Working with AI: Under-the-Hood Components vs. In-Cockpit Techniques
Boardroom.AI Staff —
Boundaries are being smashed by AI these days and the relationship between humans and language models like ChatGPT is undergoing a significant shift. Up until now, users had to adapt to the quirks and limitations of AI systems, meeting them on their own terms. However, the latest feature rollouts have made these models able to understand and produce virtually any type of media content. The future of AI lies in an increasingly user-centric approach, where large data models (coined here as LDMs) are designed to understand and cater to the unique needs and preferences of individual users, including many different modes of interaction. We have already seen Google Gemini and OpenAI’s GPT-4o “omni” model embrace the notion of multimodality from the ground up, meaning that pretty much any type of data can work as input or output. These types of improvements will coincide with more and more happening under the hood and less human intervention from the cockpit.

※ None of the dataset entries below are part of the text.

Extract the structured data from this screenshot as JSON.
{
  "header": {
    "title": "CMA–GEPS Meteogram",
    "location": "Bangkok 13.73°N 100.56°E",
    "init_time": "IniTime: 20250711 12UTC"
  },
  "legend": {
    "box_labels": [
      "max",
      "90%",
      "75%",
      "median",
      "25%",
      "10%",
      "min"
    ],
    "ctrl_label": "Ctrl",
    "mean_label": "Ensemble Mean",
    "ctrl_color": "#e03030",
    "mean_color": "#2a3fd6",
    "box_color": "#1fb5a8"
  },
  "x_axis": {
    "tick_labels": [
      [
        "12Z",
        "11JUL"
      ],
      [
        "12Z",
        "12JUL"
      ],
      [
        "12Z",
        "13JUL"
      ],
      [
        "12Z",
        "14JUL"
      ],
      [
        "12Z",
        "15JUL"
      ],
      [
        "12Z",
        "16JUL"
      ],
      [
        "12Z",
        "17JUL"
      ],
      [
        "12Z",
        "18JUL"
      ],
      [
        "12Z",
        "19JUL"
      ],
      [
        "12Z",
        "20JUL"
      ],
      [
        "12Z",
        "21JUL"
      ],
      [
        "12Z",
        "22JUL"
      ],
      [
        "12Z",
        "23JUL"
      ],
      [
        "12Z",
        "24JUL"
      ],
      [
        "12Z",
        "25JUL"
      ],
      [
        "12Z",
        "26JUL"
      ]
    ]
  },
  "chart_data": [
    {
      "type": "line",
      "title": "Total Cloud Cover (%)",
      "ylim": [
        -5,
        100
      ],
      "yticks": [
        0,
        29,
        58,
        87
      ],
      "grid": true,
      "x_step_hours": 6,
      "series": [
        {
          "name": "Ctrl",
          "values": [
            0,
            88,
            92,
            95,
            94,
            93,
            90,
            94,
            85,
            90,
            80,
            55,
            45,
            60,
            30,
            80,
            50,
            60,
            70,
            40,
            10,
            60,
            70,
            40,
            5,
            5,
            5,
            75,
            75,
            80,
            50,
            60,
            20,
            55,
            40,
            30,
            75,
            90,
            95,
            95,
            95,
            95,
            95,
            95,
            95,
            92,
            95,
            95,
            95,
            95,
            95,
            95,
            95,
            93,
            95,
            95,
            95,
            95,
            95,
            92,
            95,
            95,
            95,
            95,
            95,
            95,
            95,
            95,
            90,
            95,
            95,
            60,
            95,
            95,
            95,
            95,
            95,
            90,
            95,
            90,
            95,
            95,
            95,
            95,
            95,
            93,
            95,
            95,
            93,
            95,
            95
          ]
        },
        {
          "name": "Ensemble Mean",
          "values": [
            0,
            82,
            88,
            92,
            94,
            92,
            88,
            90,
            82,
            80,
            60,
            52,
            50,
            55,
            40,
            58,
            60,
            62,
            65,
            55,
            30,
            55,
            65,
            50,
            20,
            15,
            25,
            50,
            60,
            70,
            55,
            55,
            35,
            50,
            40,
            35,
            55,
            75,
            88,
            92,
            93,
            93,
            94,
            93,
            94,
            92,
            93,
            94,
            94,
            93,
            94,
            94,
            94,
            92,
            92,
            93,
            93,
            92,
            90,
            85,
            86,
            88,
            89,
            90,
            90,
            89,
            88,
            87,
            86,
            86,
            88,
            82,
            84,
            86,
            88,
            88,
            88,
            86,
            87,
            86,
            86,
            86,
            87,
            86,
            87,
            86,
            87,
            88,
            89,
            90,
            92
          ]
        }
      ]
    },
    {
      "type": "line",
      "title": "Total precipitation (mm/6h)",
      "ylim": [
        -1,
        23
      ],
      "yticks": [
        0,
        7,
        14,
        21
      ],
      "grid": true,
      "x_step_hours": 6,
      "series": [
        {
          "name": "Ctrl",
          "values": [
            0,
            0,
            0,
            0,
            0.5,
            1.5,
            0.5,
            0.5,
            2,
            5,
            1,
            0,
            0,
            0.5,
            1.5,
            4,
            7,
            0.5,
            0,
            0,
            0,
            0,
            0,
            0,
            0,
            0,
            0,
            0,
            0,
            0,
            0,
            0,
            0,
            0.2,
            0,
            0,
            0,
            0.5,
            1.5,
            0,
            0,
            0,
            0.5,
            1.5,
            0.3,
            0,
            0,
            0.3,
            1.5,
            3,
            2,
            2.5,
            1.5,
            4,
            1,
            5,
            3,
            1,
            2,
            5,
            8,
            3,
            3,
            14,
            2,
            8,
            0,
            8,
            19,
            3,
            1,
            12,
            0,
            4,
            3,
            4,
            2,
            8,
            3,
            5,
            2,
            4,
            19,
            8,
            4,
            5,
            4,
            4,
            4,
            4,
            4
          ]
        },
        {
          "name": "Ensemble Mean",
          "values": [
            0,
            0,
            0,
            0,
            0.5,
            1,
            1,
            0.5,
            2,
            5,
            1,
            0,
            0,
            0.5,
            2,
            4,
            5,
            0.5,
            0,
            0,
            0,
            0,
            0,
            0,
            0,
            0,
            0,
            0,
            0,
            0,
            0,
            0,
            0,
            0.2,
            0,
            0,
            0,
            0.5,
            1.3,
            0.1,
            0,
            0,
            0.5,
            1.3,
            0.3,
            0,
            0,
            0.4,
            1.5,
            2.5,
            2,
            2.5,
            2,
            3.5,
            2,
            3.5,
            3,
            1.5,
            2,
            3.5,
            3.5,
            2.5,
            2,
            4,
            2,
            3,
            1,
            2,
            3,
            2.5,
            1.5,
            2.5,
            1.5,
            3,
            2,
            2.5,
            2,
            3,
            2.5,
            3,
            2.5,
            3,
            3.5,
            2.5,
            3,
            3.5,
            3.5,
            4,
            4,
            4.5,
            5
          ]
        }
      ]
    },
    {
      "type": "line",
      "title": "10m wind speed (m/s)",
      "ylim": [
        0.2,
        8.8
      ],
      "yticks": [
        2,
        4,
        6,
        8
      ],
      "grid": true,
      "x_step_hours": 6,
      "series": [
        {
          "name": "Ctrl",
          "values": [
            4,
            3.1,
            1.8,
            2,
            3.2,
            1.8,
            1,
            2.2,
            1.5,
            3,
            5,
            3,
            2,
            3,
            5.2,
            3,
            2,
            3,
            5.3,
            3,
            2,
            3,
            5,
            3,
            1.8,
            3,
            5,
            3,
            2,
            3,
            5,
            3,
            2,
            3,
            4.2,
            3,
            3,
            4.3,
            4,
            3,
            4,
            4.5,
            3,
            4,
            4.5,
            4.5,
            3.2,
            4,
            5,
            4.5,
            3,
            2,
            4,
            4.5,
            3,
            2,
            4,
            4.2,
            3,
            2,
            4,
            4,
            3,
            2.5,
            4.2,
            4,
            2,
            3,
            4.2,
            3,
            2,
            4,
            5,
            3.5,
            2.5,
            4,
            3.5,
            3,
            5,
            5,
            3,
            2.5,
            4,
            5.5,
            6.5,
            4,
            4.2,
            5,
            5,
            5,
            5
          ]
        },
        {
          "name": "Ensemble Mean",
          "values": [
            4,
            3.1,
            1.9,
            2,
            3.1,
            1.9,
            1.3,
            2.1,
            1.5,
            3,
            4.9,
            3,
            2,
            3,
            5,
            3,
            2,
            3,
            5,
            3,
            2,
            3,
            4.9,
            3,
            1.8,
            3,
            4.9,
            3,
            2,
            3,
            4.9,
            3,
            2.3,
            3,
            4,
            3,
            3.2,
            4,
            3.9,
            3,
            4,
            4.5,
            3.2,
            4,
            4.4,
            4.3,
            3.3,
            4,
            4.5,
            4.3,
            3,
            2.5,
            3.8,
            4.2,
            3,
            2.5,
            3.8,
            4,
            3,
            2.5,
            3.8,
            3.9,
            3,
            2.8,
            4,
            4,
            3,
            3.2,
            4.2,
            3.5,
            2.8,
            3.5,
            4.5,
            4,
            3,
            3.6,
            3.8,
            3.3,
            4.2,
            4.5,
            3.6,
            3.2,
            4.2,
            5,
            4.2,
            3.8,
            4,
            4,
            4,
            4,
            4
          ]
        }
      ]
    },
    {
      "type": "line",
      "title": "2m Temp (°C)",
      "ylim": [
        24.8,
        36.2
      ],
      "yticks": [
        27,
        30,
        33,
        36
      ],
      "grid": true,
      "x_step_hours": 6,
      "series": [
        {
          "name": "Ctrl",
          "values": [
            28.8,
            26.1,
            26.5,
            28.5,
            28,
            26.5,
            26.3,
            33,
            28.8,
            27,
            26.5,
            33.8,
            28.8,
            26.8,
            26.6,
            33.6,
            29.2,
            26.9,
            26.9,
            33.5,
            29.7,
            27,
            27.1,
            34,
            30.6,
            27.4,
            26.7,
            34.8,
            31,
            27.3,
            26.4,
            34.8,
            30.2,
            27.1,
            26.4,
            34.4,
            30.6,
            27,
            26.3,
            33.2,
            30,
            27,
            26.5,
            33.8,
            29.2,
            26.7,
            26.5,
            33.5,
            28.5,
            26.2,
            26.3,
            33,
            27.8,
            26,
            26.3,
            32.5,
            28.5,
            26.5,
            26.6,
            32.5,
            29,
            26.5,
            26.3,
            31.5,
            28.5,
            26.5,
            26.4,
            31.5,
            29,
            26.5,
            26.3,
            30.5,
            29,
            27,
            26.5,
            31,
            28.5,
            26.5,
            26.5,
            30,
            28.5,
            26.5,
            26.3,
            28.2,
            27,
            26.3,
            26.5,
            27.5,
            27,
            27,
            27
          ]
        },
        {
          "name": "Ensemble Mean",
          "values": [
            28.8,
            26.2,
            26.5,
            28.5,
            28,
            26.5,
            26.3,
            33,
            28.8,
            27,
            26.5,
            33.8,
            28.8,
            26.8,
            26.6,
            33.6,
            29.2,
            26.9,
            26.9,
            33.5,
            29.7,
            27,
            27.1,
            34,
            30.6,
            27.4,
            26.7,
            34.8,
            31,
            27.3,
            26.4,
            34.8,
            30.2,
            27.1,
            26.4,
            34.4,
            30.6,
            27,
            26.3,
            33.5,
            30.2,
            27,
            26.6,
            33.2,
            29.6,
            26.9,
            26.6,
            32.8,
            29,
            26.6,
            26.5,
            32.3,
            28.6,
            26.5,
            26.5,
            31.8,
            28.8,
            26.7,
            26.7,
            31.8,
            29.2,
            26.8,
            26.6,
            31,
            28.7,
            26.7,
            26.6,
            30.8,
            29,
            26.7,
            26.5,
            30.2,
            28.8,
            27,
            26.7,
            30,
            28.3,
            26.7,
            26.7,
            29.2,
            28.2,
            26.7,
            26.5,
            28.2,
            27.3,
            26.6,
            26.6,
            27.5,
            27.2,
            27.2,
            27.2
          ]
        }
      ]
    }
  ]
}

Just as different aircraft are built and configured for specific purposes, deep learning algorithms come in various shapes and sizes to suit different applications. Sometimes, a massive, general-purpose model with billions of parameters is required to tackle a wide range of tasks. Other times, a smaller, faster, and more specialized model is the best fit. It’s all about choosing the right tool for the job, whether it’s a 747 for a long-haul flight or a single-engine Cessna for a short hop.
Under the Hood: The Engine of Language Models
To understand how language models work, it’s essential to examine the key components that power their performance. Some of these under-the-hood elements that are worthwhile for users to understand include:
- Vast training data: Just as an aircraft needs fuel, language models require vast amounts of data to generate accurate and contextually relevant responses. This data comes from pre-training on diverse datasets, continuous learning, and the integration of structured and unstructured sources.
- Custom instructions: Like a GPS navigation system, custom instructions guide the model towards desired outputs, ensuring alignment with user expectations and domain-specific requirements.
- Retrieval of file attachments: Language models have access to a toolbox of external data sources, documents, images, and other media, which provide supplementary context and examples to enhance their performance.
- Tool use: The algorithms and architectures that power language models are like the engines of an aircraft, continuously improving and updating to push the boundaries of what’s possible.
- Fine-tuning and multimodal processing: Fine-tuning jobs allow models to adapt to specific tasks or domains (when given a bit of time and effort to provide specific data or reinforce with human feedback), while multimodal processing enables them to integrate information from various input modalities, such as text, speech, images, and video (as part of the move toward multimodality or what may soon be called omnimodality).
In the Cockpit: Techniques for Steering Language Models
While the under-the-hood components provide the foundation for language models, it’s the cockpit techniques that allow users to steer them toward desired outcomes. These techniques include:
- Zero-shot, one-shot, and few-shot prompting: These techniques enable language models to perform tasks with no explicit examples, or with as many examples as the user is able to provide, adapting to new challenges on the fly and ensuring useful output almost every time.
- Chain of thought and chain of feedback prompting: By generating step-by-step reasoning over multiple prompts and iteratively refining outputs based on human feedback, these techniques help models tackle complex problems that would otherwise be unattainable in one go.
- Scratchpad prompting and end-of-interaction summation: Scratchpad prompting allows models to store intermediate computations and notes while the interaction unfolds. At the end of a chat, it is often extremely useful to ask for the AI to summarize the entire conversation into a single report, or a single paragraph, or even into a concise email.
The Interplay of Components and Techniques
Just as a skilled pilot must understand both the mechanics of their aircraft and the techniques for navigating it, users of AI must grasp the interplay between under-the-hood components and cockpit techniques. By seamlessly integrating these elements, large data models can achieve remarkable performance and provide intricately tailored, user-centric experiences. Nonetheless, the shift will take place whereby more and more happens under the hood, making everyone better prompt engineers over time — without having to lift a finger.
As the field continues pushing forward, ongoing improvements in both components and techniques will continue to open new frontiers as far as what can be achieved in modern computing. By staying on top of these developments and mastering the art of piloting AI models, users can unlock the full potential of these transformative tools and chart a course toward new horizons for their business or their personal life (or both).